Published Papers - Abstract 68

Lee C. Family Caregiving: A gender-based analysis on women's experiences. , 2001; : 123-139

This chapter presents quantitative and qualitative data which illustrate the need for a gender-based analysis of family caregiving. Caregiving responsibilities must be seen in the context of contemporary women’s lives. In particular, the assumption that all women are naturally suited to caregiving and will always be able to find the personal and financial resources to cope with the needs of a family member are questioned by the evidence. The quantitative data show that caregivers experience poor mental health, are limited financially and in employment opportunities, and feel stressed and overworked. Interestingly, the middle-aged caregivers seem to be in poor physical health while the older women are in relatively good health. This may result from older women in poor health being more able to access professional health care for their family members. The qualitative data present a picture of women coping with difficult situations with little practical support. The middle-aged women describe restrictions on employment opportunities, concerns about their own physical health, and a sense of abandonment and exploitation by the health and social security systems.

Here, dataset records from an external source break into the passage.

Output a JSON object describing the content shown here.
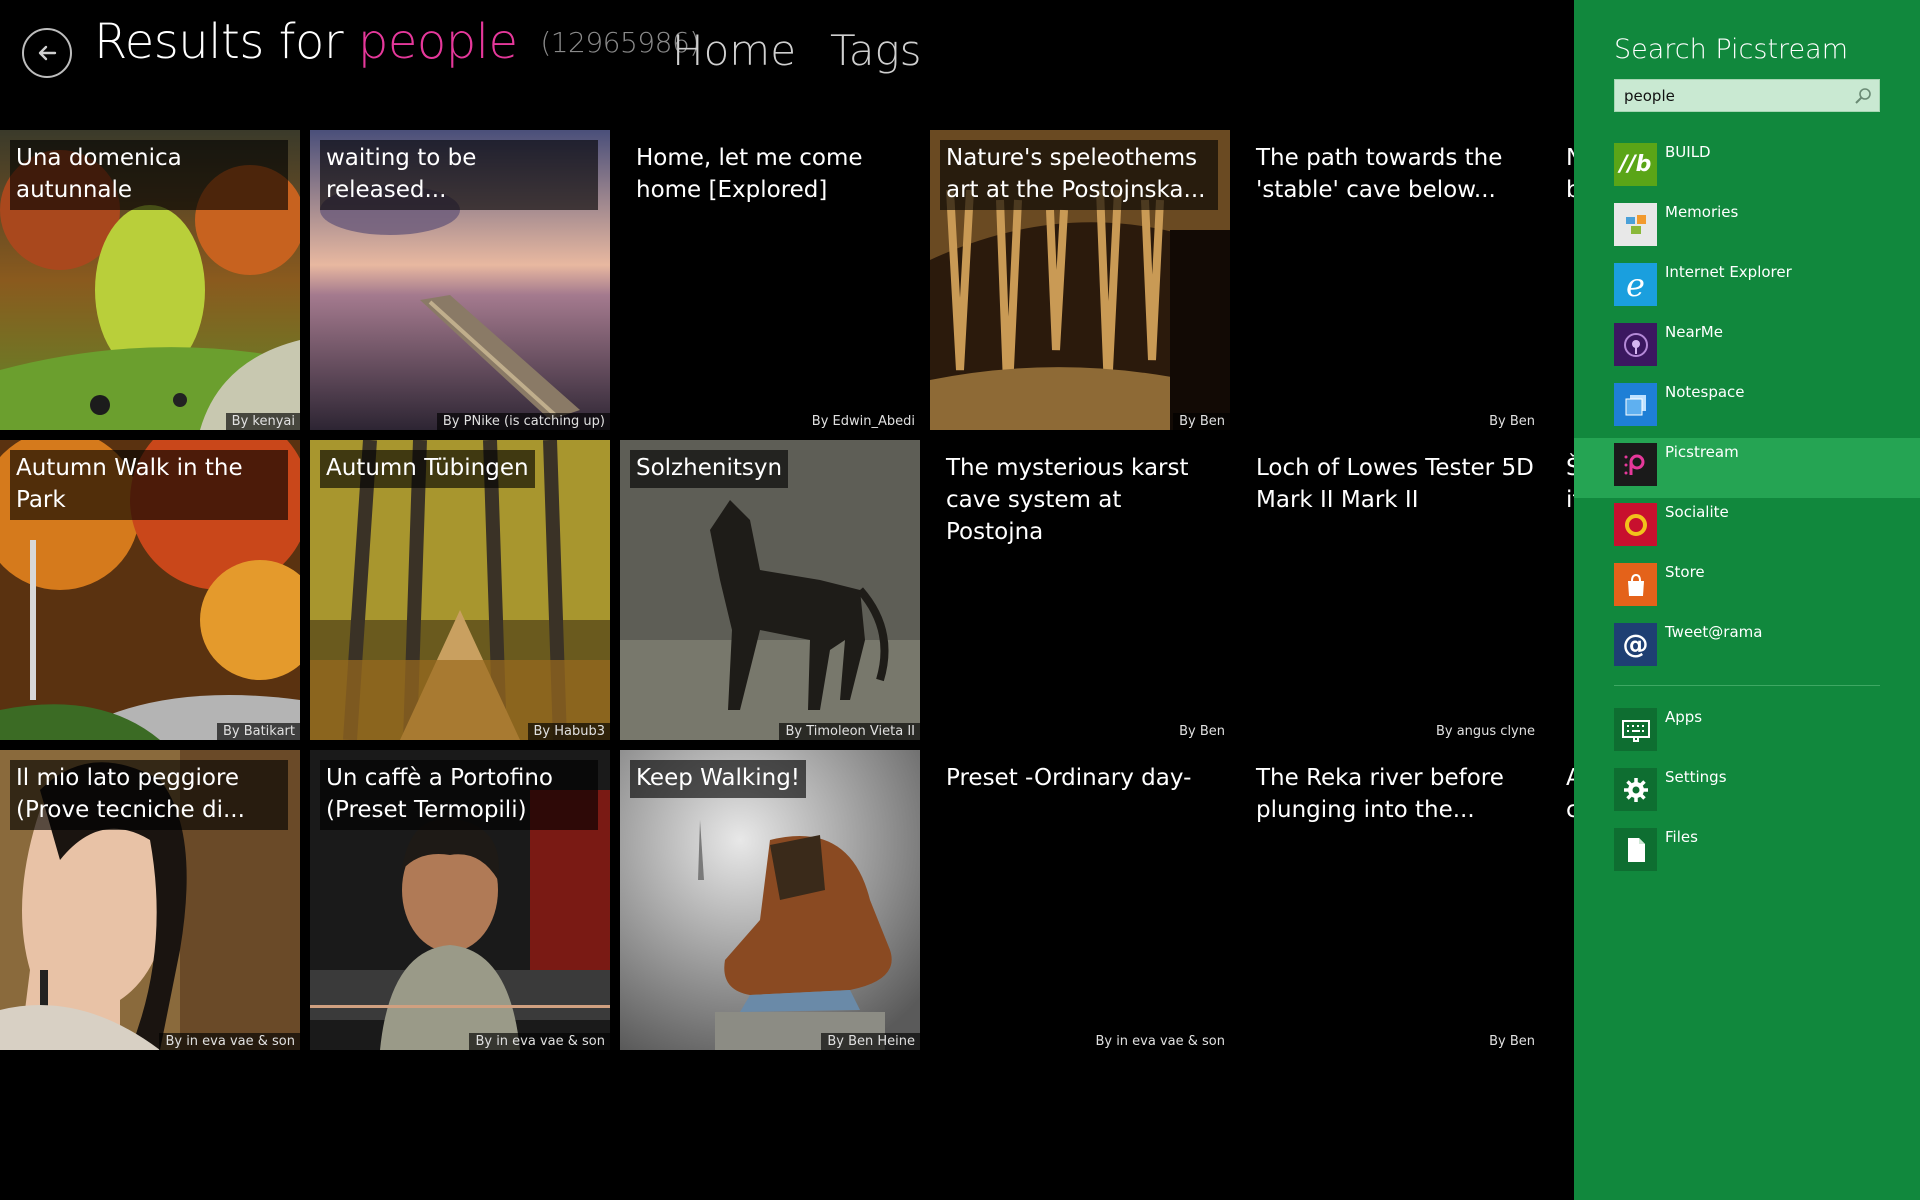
{
  "header": {
    "title_prefix": "Results for",
    "query": "people",
    "count": "(12965986)",
    "nav": [
      "Home",
      "Tags"
    ]
  },
  "tiles": [
    {
      "title": "Una domenica autunnale",
      "author": "By kenyai",
      "has_image": true,
      "image_subject": "autumn-park"
    },
    {
      "title": "waiting to be released...",
      "author": "By PNike (is catching up)",
      "has_image": true,
      "image_subject": "beach-sunset-boat",
      "selected": true
    },
    {
      "title": "Home, let me come home [Explored]",
      "author": "By Edwin_Abedi",
      "has_image": false
    },
    {
      "title": "Nature's speleothems art at the Postojnska...",
      "author": "By Ben",
      "has_image": true,
      "image_subject": "cave"
    },
    {
      "title": "The path towards the 'stable' cave below...",
      "author": "By Ben",
      "has_image": false
    },
    {
      "title": "Autumn Walk in the Park",
      "author": "By Batikart",
      "has_image": true,
      "image_subject": "autumn-path"
    },
    {
      "title": "Autumn Tübingen",
      "author": "By Habub3",
      "has_image": true,
      "image_subject": "tree-alley",
      "selected": true
    },
    {
      "title": "Solzhenitsyn",
      "author": "By Timoleon Vieta II",
      "has_image": true,
      "image_subject": "horse"
    },
    {
      "title": "The  mysterious karst cave system at Postojna",
      "author": "By Ben",
      "has_image": false
    },
    {
      "title": "Loch of Lowes Tester 5D Mark II Mark II",
      "author": "By angus clyne",
      "has_image": false
    },
    {
      "title": "Il mio lato peggiore (Prove tecniche di...",
      "author": "By in eva vae & son",
      "has_image": true,
      "image_subject": "woman-portrait",
      "selected": true
    },
    {
      "title": "Un caffè a Portofino (Preset Termopili)",
      "author": "By in eva vae & son",
      "has_image": true,
      "image_subject": "man-cafe"
    },
    {
      "title": "Keep Walking!",
      "author": "By Ben Heine",
      "has_image": true,
      "image_subject": "boot"
    },
    {
      "title": "Preset -Ordinary day-",
      "author": "By in eva vae & son",
      "has_image": false
    },
    {
      "title": "The Reka river before plunging into the...",
      "author": "By Ben",
      "has_image": false
    }
  ],
  "clipped_column": [
    "N\nb",
    "Š\nit",
    "A\nc"
  ],
  "search_pane": {
    "heading": "Search Picstream",
    "query_value": "people",
    "apps": [
      {
        "label": "BUILD",
        "icon": "build-icon",
        "color": "#5aa517"
      },
      {
        "label": "Memories",
        "icon": "memories-icon",
        "color": "#e8e8e8"
      },
      {
        "label": "Internet Explorer",
        "icon": "internet-explorer-icon",
        "color": "#1a9fde"
      },
      {
        "label": "NearMe",
        "icon": "nearme-icon",
        "color": "#3b1860"
      },
      {
        "label": "Notespace",
        "icon": "notespace-icon",
        "color": "#1e7fd6"
      },
      {
        "label": "Picstream",
        "icon": "picstream-icon",
        "color": "#1a1a1a",
        "active": true
      },
      {
        "label": "Socialite",
        "icon": "socialite-icon",
        "color": "#c8102e"
      },
      {
        "label": "Store",
        "icon": "store-icon",
        "color": "#e4621a"
      },
      {
        "label": "Tweet@rama",
        "icon": "tweetrama-icon",
        "color": "#1e3f73"
      }
    ],
    "bottom": [
      {
        "label": "Apps",
        "icon": "keyboard-icon"
      },
      {
        "label": "Settings",
        "icon": "gear-icon"
      },
      {
        "label": "Files",
        "icon": "file-icon"
      }
    ]
  },
  "colors": {
    "accent_query": "#e6389b",
    "pane_bg": "#11883d",
    "pane_active": "#25a453"
  }
}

The older women, reflecting the more traditional gender-role attitudes of women in their age group, appear more likely to have internalized the ethic of care, to the extent that a large number see no alternative to full-time caregiving even when they recognise their own needs for rest or time out, and many continue to care for family members even after they have been institutionalized. Others interpret difficult personal circumstances as simply what should be expected at their age, or describe their arduous lives in positive terms as an opportunity to demonstrate their lifelong devotion to family members. The findings of this study, although cross-sectional, provide further evidence of the dilemma being faced by women who take on a caregiving role in a society which provides no acknowledgement and very little support for this significant family role. Provision of public services should be combined with adequate financial support for family caregivers, including acknowledgement and support of the travel needs of frail people and their caregivers who live in isolated areas. Such a change to public policy might increase the extent to which caregiving became a genuine choice, and might serve to change the perceived balance between the burdens and satisfactions of caregiving.